Ireland faces austerity 'for as long as anyone can look forward'

Economist Joe Durkan has warned austerity will not end with the bailout deal in 2015 – and rejected criticisms of the ESRI.

Joe Durkan
Joe Durkan
Image: Mark Stedman/Photocall Ireland

IRELAND FACES YEARS of austerity stretching into the future, an economist with the ESRI think-tank has warned.

Joe Durkan said that the years of austerity budgets would not end in 2015, when Ireland’s bailout deal with the EU/IMF/ECB troika is due to conclude.

Speaking on RTÉ’s Morning Ireland, he said that even if the budget deficit is reduced to three per cent as planned, further savings will still be required to bring Ireland’s debt-to-GDP ratio down to an acceptable level.

It’s going to go on for a while, for probably as long as anyone can look forward. I think you can take it it’s not going to end in 2015 [...] We have to get our debt-to-GDP ratio down to 60 per cent. And if you’re relying solely on growth to do that, it’ll take a long time for that to happen.

Durkan was responding to high-profile comments from his former ESRI colleague, economist Richard Tol, who said publicly that he was leaving Ireland because of the prospect of “ten more years” of austerity.

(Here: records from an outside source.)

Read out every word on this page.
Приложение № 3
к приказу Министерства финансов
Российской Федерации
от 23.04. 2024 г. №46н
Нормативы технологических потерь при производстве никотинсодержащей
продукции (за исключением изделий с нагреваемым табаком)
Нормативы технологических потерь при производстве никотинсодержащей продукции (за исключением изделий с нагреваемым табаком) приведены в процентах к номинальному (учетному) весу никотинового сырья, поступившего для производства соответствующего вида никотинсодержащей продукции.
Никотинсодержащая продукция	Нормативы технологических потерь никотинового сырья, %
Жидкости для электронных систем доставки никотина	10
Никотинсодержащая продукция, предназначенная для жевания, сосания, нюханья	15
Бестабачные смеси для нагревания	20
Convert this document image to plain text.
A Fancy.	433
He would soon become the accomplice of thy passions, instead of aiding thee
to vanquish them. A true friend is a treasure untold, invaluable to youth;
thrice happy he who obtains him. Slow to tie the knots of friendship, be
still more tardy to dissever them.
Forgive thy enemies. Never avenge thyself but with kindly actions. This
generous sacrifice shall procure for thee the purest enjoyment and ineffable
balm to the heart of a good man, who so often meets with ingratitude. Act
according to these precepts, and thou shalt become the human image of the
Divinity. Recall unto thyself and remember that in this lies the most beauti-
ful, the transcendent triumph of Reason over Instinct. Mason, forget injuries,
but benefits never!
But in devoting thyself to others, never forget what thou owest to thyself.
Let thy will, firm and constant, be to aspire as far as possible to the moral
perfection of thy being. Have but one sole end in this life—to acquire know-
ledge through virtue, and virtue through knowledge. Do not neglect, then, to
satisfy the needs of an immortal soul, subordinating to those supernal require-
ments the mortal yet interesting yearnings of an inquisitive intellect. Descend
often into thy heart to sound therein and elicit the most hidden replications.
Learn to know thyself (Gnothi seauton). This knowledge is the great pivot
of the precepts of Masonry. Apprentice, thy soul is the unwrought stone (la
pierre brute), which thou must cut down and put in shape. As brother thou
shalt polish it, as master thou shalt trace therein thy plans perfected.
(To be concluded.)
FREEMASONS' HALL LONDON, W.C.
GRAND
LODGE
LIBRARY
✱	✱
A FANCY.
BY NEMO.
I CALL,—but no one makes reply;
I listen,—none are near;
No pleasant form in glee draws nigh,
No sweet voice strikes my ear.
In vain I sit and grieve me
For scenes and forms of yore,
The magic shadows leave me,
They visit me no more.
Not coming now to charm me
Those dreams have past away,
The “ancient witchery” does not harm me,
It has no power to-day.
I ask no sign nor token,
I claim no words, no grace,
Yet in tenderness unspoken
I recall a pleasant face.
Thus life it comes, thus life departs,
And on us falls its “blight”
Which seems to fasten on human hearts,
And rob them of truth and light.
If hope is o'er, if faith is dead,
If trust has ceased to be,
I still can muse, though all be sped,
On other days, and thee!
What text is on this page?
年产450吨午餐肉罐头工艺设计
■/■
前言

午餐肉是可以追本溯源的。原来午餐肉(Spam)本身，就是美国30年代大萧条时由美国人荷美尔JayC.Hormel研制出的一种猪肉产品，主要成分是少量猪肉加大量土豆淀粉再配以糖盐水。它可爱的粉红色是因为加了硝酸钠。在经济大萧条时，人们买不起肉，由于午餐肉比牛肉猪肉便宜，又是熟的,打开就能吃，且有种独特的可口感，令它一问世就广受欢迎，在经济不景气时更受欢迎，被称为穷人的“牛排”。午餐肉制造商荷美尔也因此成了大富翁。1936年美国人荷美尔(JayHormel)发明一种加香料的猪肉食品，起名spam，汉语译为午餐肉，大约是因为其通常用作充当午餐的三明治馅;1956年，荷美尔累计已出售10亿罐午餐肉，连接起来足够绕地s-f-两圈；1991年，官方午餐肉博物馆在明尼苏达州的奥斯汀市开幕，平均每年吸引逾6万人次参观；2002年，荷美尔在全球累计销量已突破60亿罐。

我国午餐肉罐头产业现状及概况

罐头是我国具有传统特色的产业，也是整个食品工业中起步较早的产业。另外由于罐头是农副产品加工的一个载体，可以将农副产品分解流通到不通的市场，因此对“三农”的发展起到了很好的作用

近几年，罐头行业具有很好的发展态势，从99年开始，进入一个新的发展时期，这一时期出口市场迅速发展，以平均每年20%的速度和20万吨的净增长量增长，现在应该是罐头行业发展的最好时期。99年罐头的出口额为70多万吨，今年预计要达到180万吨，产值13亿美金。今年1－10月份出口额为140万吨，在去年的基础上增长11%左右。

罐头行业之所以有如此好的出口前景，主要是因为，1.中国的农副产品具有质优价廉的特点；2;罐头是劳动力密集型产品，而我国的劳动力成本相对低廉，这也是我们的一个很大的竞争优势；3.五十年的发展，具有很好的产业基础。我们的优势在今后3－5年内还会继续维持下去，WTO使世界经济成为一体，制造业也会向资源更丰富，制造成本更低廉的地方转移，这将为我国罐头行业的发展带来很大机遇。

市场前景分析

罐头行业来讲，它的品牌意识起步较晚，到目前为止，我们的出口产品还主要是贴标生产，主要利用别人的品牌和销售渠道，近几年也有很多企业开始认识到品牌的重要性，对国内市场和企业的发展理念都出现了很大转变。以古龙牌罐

Tol warned that the period necessary for economic recovery could be even longer, and that ten years would be “fast” to bring Government debt into line.

The economist, who left for a job at Sussex University in England, also hit out at the ESRI itself. He said that the think tank was “muffled” in its criticisms of Government policy. Tol also told the Irish Times that ESRI economists would “get into trouble” if they “violate[d] policy and upset people.”

Responding to Tol’s comments this morning, Joe Durkan rejected the criticisms and said it was down to the individual to make any criticisms heard. Referring specifically to the period of the economic crash, he added: “I wasn’t there at the time.”